Inside this issue
Deception by Realism
Objectivity, Reality, Truth and Art
Professional photographic artist, author and speaker working primarily in the Western US. Website
All arts have their limits, and I admit that the limits of photography are rather narrow, but in good hands it can be made to lie like a Trojan. However much truth may be desirable in the abstract, to the artist there is no merit in a process that cannot be made to say the thing that is not.~Henry Peach Robinson
We’re all familiar with photographs showcasing magnificent natural-looking scenery, majestic and timeless and free from human incursions. Most of us also know that many such photographs depict places that are often crowded, managed as tourist attractions, where a wild-looking view may only exist in one direction while a raucous crowd may be just outside the frame.
Photographers working in such places, wishing for their images to convey impressions such as wildness, remoteness, or peaceful contemplation, often compose their photographs deliberately to exclude people, roads, and structures that might betray the true nature of the place and the true experience of being in it. Such photographs—even if presented as “unmanipulated,” or as, “straight out of the camera”—may cause viewers to accept as true an impression that is patently false.
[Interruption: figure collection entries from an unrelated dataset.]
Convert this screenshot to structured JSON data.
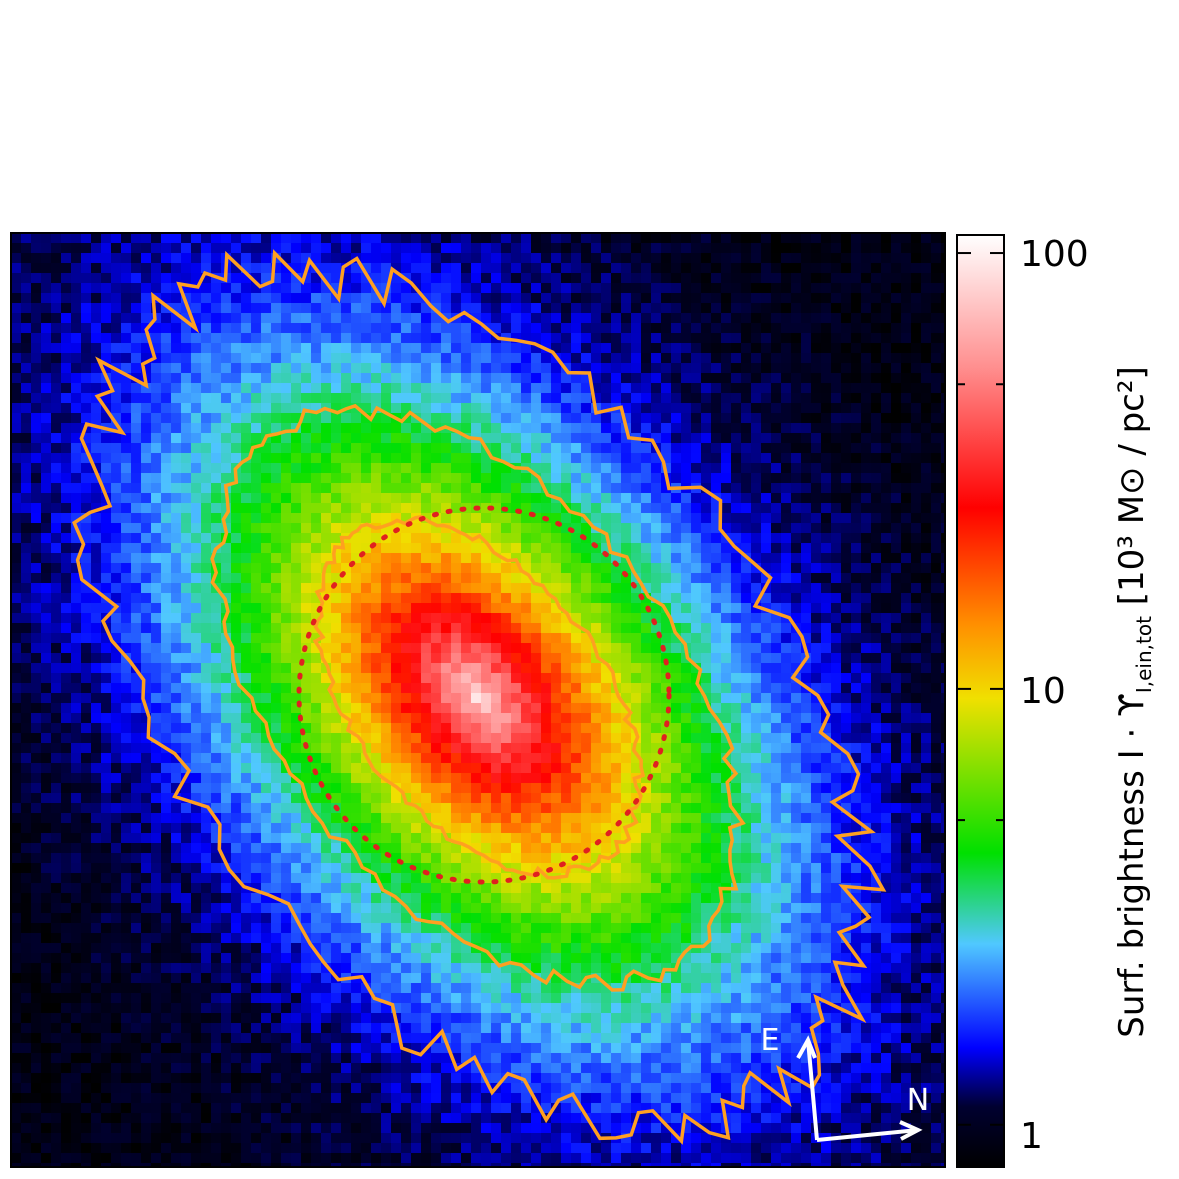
{
  "chart_data": {
    "type": "heatmap",
    "title": "",
    "colorbar": {
      "label": "Surf. brightness I · ϒ",
      "label_subscript": "I,ein,tot",
      "label_units": " [10³ M⊙ / pc²]",
      "scale": "log",
      "range": [
        0.8,
        110
      ],
      "major_ticks": [
        {
          "value": 1,
          "label": "1"
        },
        {
          "value": 10,
          "label": "10"
        },
        {
          "value": 100,
          "label": "100"
        }
      ],
      "colormap": [
        {
          "value": 0.8,
          "color": "#000000"
        },
        {
          "value": 1.1,
          "color": "#000030"
        },
        {
          "value": 1.5,
          "color": "#0000ff"
        },
        {
          "value": 2.6,
          "color": "#50c8ff"
        },
        {
          "value": 4.2,
          "color": "#00e000"
        },
        {
          "value": 9.5,
          "color": "#f0e000"
        },
        {
          "value": 14,
          "color": "#ff9000"
        },
        {
          "value": 26,
          "color": "#ff0000"
        },
        {
          "value": 55,
          "color": "#ff9090"
        },
        {
          "value": 110,
          "color": "#ffffff"
        }
      ]
    },
    "galaxy_model": {
      "peak_brightness": 100,
      "background_level": 0.9,
      "major_axis_angle_deg": 51,
      "axis_ratio": 0.6
    },
    "contour_levels": [
      1.6,
      3.5,
      9.0
    ],
    "contour_color": "#ffa020",
    "effective_radius_ellipse": {
      "style": "dotted",
      "color": "#e02020"
    },
    "compass": {
      "east": "E",
      "north": "N",
      "color": "#ffffff"
    }
  }
}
The Merriam-Webster dictionary uses the phrase, “causing someone to accept as true or valid what is false or invalid,” as a definition for the word, “deception.”
Does it matter that a photograph is not “manipulated,” if the viewer is? In art, the answer is easy: manipulating the impression of the viewer is the very goal of art (at least of most art). But what of the vocal mob who decry manipulation of photographs with such terms as unrealistic, unethical, or immoral, but who have no qualms about deceiving their viewers, so long as some idea of purity of process is held sacrosanct? How is that ethical?